Now, a streak across the northern sky,
And another, and the spectacle unfolds.
But then, my eye is drawn
To a more distant drama:
Above, Cassiopeia, with Schedar,
The Queen’s fiery heart,
Points the way to that dim spiral of light,
Celestial rays that sprang
from one trillion stars
Two and a half million years ago:
Andromeda.
Did they, like Pheidippides,
Intend a message—
As they hurled into the
Surrounding abyss of space,
While the first of our genus
Stepped out onto this Earth;
As they hummed through the vast Intergalactic void,
While woolly mammoths stood staring from this hill;
As they neared the outer reaches of the Milky-Way,
While the Potawatomi tended their maize in the field below;
And as they finally streak through
Our November sky
While I lie by this winding path—
To pierce my eyes with their ancient cipher
On this distant alien soil.
by Matthew Lind © 2018
Notes:
The Leonid meteor shower is an annual event, usually in mid-November, when the earth passes through the trailings of the Temple-Tuttle comet. The comet circles the sun every 33 years, producing at times spectacular meteor storms (the next is due in 2034).

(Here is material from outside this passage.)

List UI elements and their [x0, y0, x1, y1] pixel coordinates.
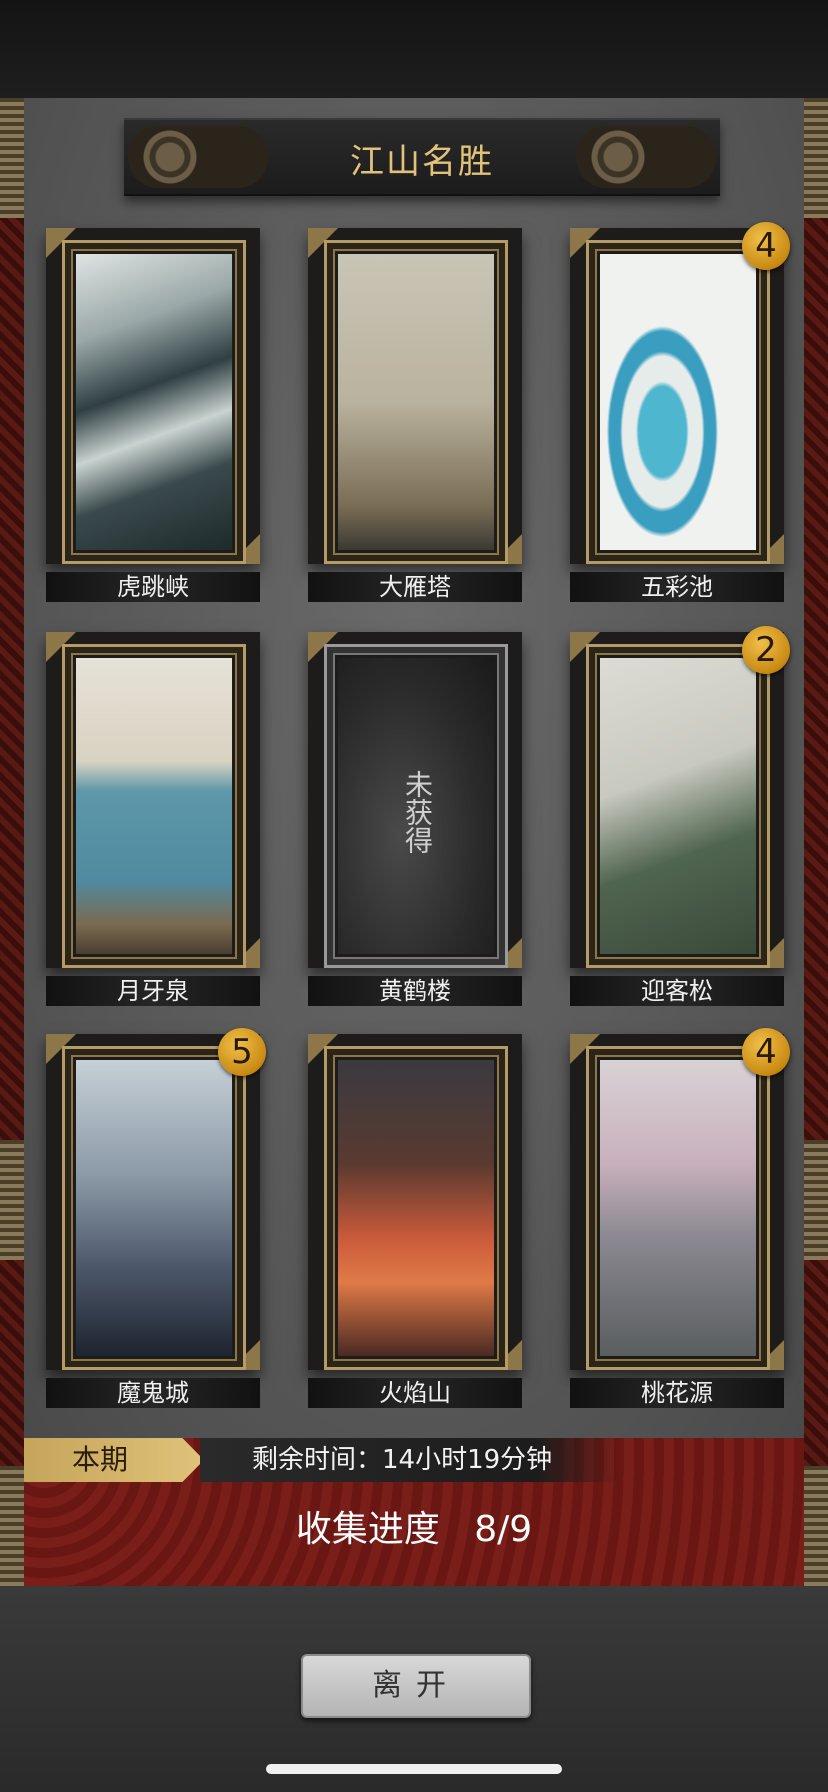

Andromeda, the closest galaxy to the Milky Way, is 2.5 million light-years from Earth, one of the few that can be seen, on a good night, with the naked eye.
It can be located by finding Cassiopeia, one of the easiest-seen constellations in the northeastern October sky. Cassiopeia, queen of Ethiopia and wife of King Cepheus, was punished by the gods for her boastfulness and is forever rotated upside-down on her throne. Her heart, the bright star Schedar, points the way to the smudge of Andromeda, which consists of over one trillion stars (4 times as many as our Milky Way).

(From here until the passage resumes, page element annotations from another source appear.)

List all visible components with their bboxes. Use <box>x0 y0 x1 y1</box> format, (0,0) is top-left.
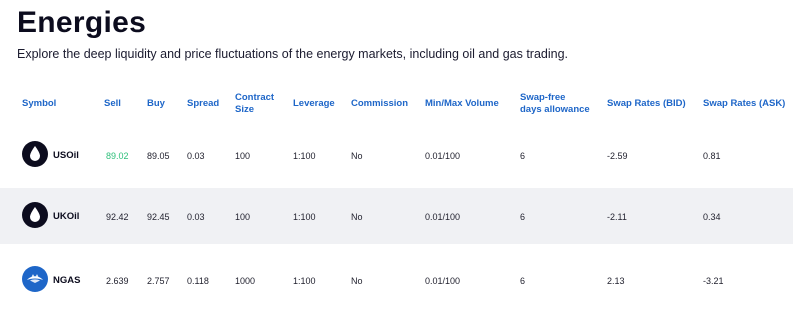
swap-bid-value: -2.11 <box>607 212 627 222</box>
header-swapfree-line1: Swap-free <box>520 92 566 103</box>
header-swapfree-line2: days allowance <box>520 103 590 115</box>
commission-value: No <box>351 151 363 161</box>
sell-price: 2.639 <box>106 276 129 286</box>
table-row[interactable]: USOil 89.02 89.05 0.03 100 1:100 No 0.01… <box>0 127 793 183</box>
header-contract-size: Contract Size <box>235 92 274 115</box>
sell-price: 92.42 <box>106 212 129 222</box>
header-symbol: Symbol <box>22 98 57 109</box>
swapfree-days-value: 6 <box>520 151 526 161</box>
contract-size-value: 100 <box>235 151 251 161</box>
commission-value: No <box>351 276 363 286</box>
table-row[interactable]: UKOil 92.42 92.45 0.03 100 1:100 No 0.01… <box>0 188 793 244</box>
symbol-name: USOil <box>53 150 79 161</box>
leverage-value: 1:100 <box>293 151 316 161</box>
header-swap-ask: Swap Rates (ASK) <box>703 98 786 109</box>
header-commission: Commission <box>351 98 409 109</box>
header-buy: Buy <box>147 98 165 109</box>
swapfree-days-value: 6 <box>520 212 526 222</box>
buy-price: 89.05 <box>147 151 170 161</box>
oil-drop-icon <box>22 141 48 167</box>
buy-price: 92.45 <box>147 212 170 222</box>
spread-value: 0.03 <box>187 151 205 161</box>
swap-bid-value: -2.59 <box>607 151 628 161</box>
minmax-volume-value: 0.01/100 <box>425 276 461 286</box>
header-spread: Spread <box>187 98 220 109</box>
oil-drop-icon <box>22 202 48 228</box>
page-title: Energies <box>17 6 147 39</box>
contract-size-value: 100 <box>235 212 251 222</box>
symbol-name: UKOil <box>53 211 80 222</box>
minmax-volume-value: 0.01/100 <box>425 151 461 161</box>
buy-price: 2.757 <box>147 276 170 286</box>
table-row[interactable]: NGAS 2.639 2.757 0.118 1000 1:100 No 0.0… <box>0 252 793 308</box>
gas-flame-icon <box>22 266 48 292</box>
swap-bid-value: 2.13 <box>607 276 625 286</box>
header-leverage: Leverage <box>293 98 335 109</box>
spread-value: 0.03 <box>187 212 205 222</box>
header-swap-bid: Swap Rates (BID) <box>607 98 686 109</box>
commission-value: No <box>351 212 363 222</box>
header-sell: Sell <box>104 98 121 109</box>
swap-ask-value: -3.21 <box>703 276 724 286</box>
header-contract-size-line2: Size <box>235 103 255 115</box>
spread-value: 0.118 <box>187 276 209 286</box>
leverage-value: 1:100 <box>293 212 316 222</box>
leverage-value: 1:100 <box>293 276 316 286</box>
page-subtitle: Explore the deep liquidity and price flu… <box>17 47 569 61</box>
swapfree-days-value: 6 <box>520 276 526 286</box>
swap-ask-value: 0.81 <box>703 151 721 161</box>
header-minmax-volume: Min/Max Volume <box>425 98 499 109</box>
minmax-volume-value: 0.01/100 <box>425 212 461 222</box>
sell-price: 89.02 <box>106 151 129 161</box>
header-contract-size-line1: Contract <box>235 92 275 103</box>
swap-ask-value: 0.34 <box>703 212 721 222</box>
contract-size-value: 1000 <box>235 276 256 286</box>
symbol-name: NGAS <box>53 275 81 286</box>
header-swapfree: Swap-free days allowance <box>520 92 590 115</box>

Pheidippides is the runner who, in 490 bc, brought news to Athens of the Greek victory over Persia at the Battle of Marathon, thus inspiring the modern marathon race. At that time, Andromeda’s present November light was still 2,500 light-years distant, but zipping through our Milky Way.
I remember that November night on the trail being rather magical, and it took me back to another mystical experience from my early childhood. But the awe I felt as I watched Andromeda that night: how ancient this light! I imagined those photons, streaking across the intergalactic void as our earth’s history evolved; and I wondered, did that light spring forth two and a half million years ago with an intent or a purpose for our distant planet? Did they sing a traveling song together, or cheer each other on as they began their celestial journey, before hunkering down in silence for their epic crossing? Or, as in Psalm 19, was their whole journey a two-and-a-half-million-year symphony?